Matrix multiply: A divide and conquer method

Hi guys,

I inherited a project and the previous programmer use this code for a matrix multiplication. The code is tricky for me to understand because I’m new with cuda fortran. The code performs better than the libraries that I tried, so I hope to keep using it. I also need to understand it so that the code can be optimized for my Tesla k20.

My problem is that I don’t understand how the matrix multiplication is being broken up and distributed across threads and blocks in this code. I’ve traced out a few loops, but I’m not sure how threads are progressing relative to matrix elements. It seems that two elements of the resulting matrix C are being calculated by a single thread? Can someone confirm this or point me in the right direction?
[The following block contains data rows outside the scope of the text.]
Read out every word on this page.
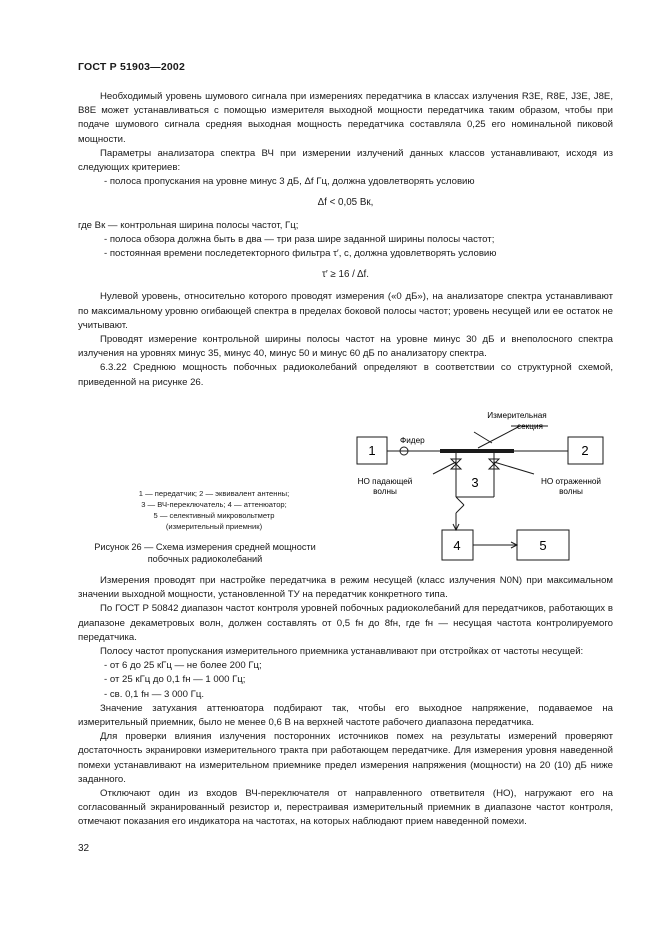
ГОСТ Р 51903—2002

Необходимый уровень шумового сигнала при измерениях передатчика в классах излучения R3E, R8E, J3E, J8E, B8E может устанавливаться с помощью измерителя выходной мощности передатчика таким образом, чтобы при подаче шумового сигнала средняя выходная мощность передатчика составляла 0,25 его номинальной пиковой мощности.

Параметры анализатора спектра ВЧ при измерении излучений данных классов устанавливают, исходя из следующих критериев:

- полоса пропускания на уровне минус 3 дБ, Δf Гц, должна удовлетворять условию

Δf < 0,05 Bк,

где Bк — контрольная ширина полосы частот, Гц;

- полоса обзора должна быть в два — три раза шире заданной ширины полосы частот;

- постоянная времени последетекторного фильтра τ′, с, должна удовлетворять условию

τ′ ≥ 16 / Δf.

Нулевой уровень, относительно которого проводят измерения («0 дБ»), на анализаторе спектра устанавливают по максимальному уровню огибающей спектра в пределах боковой полосы частот; уровень несущей или ее остаток не учитывают.

Проводят измерение контрольной ширины полосы частот на уровне минус 30 дБ и внеполосного спектра излучения на уровнях минус 35, минус 40, минус 50 и минус 60 дБ по анализатору спектра.

6.3.22 Среднюю мощность побочных радиоколебаний определяют в соответствии со структурной схемой, приведенной на рисунке 26.

1	2
3
4	5
Фидер
Измерительная
секция
НО падающей
волны
НО отраженной
волны
1 — передатчик; 2 — эквивалент антенны;
3 — ВЧ-переключатель; 4 — аттенюатор;
5 — селективный микровольтметр
(измерительный приемник)
Рисунок 26 — Схема измерения средней мощности
побочных радиоколебаний

Измерения проводят при настройке передатчика в режим несущей (класс излучения N0N) при максимальном значении выходной мощности, установленной ТУ на передатчик конкретного типа.

По ГОСТ Р 50842 диапазон частот контроля уровней побочных радиоколебаний для передатчиков, работающих в диапазоне декаметровых волн, должен составлять от 0,5 fн до 8fн, где fн — несущая частота контролируемого передатчика.

Полосу частот пропускания измерительного приемника устанавливают при отстройках от частоты несущей:

- от 6 до 25 кГц — не более 200 Гц;

- от 25 кГц до 0,1 fн — 1 000 Гц;

- св. 0,1 fн — 3 000 Гц.

Значение затухания аттенюатора подбирают так, чтобы его выходное напряжение, подаваемое на измерительный приемник, было не менее 0,6 В на верхней частоте рабочего диапазона передатчика.

Для проверки влияния излучения посторонних источников помех на результаты измерений проверяют достаточность экранировки измерительного тракта при работающем передатчике. Для измерения уровня наведенной помехи устанавливают на измерительном приемнике предел измерения напряжения (мощности) на 20 (10) дБ ниже заданного.

Отключают один из входов ВЧ-переключателя от направленного ответвителя (НО), нагружают его на согласованный экранированный резистор и, перестраивая измерительный приемник в диапазоне частот контроля, отмечают показания его индикатора на частотах, на которых наблюдают прием наведенной помехи.

32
For reference: Size of A(N,M), B(M,L), C(N,L), N = powers of 2 from 1024-8192 and M = powers of 2 from 2048-16384, and L = 8. blkSz = 16

The kernel is called by


attributes(global) SUBROUTINE mmul_kernel2( A, B, C, N, M, L )
    REAL(RP), DEVICE :: A(N,M), B(M,L), C(N,L) 
    INTEGER, VALUE :: N, M, L 
    INTEGER :: i, j, kb, k, kk
    INTEGER :: tx, ty 
    REAL(RP), SHARED :: Asub1(blkSz,blkSz), Bsub(blkSz,8), Asub2(blkSz,blkSz)
    REAL(RP) :: Cij, Cij2
    tx = threadidx%x 
    ty = threadidx%y 
    i = (blockidx%x-1) * blkSz * 2  + tx 
    j = (blockidx%y-1) * 8 + ty 
    Cij  = 0._rp
    Cij2 = 0._rp
    IF ( (i<=N).AND.(j<=L) ) THEN
       DO kb = 1, M, blkSz 
          DO kk = 1, blkSz/8
             Asub1(tx,ty+(kk-1)*8) = A(i      ,kb+ty+(kk-1)*8-1)
             Asub2(tx,ty+(kk-1)*8) = A(i+blkSz,kb+ty+(kk-1)*8-1)
          END DO
          Bsub(tx,ty)   = B(kb+tx-1,j) 
          CALL syncthreads() 
          DO k = 1,blkSz
             Cij  = Cij  + Asub1(tx,k) * Bsub(k,ty) 
             Cij2 = Cij2 + Asub2(tx,k) * Bsub(k,ty)
          CALL syncthreads() 
       C(i      ,j) = Cij
       C(i+blkSz,j) = Cij2
    END IF
  END SUBROUTINE mmul_kernel2

Wow! CUDA Fortran! It exists!!

My understanding is that two elements of C are computed by each thread, not 8 threads. Thread block size is 16-by-8 and each thread block computes 32-by-8 block in C. First it loads 32x16 block from A, then 16-by-8 block from B, multiplies them and loops back to fetch the next blocks. When all blocks are processed, it writes the resulting 32-by-8 block in C to memory.

What I don’t understand is the grid size. I think it should be two times smaller, i.e. N/blkSz/2, not N/blkSz, because you compute 2 outputs per thread.

Thanks for your help. I was able to confirm what you said by changing around the code. Also, you were right about the grid size being too big. Thanks again!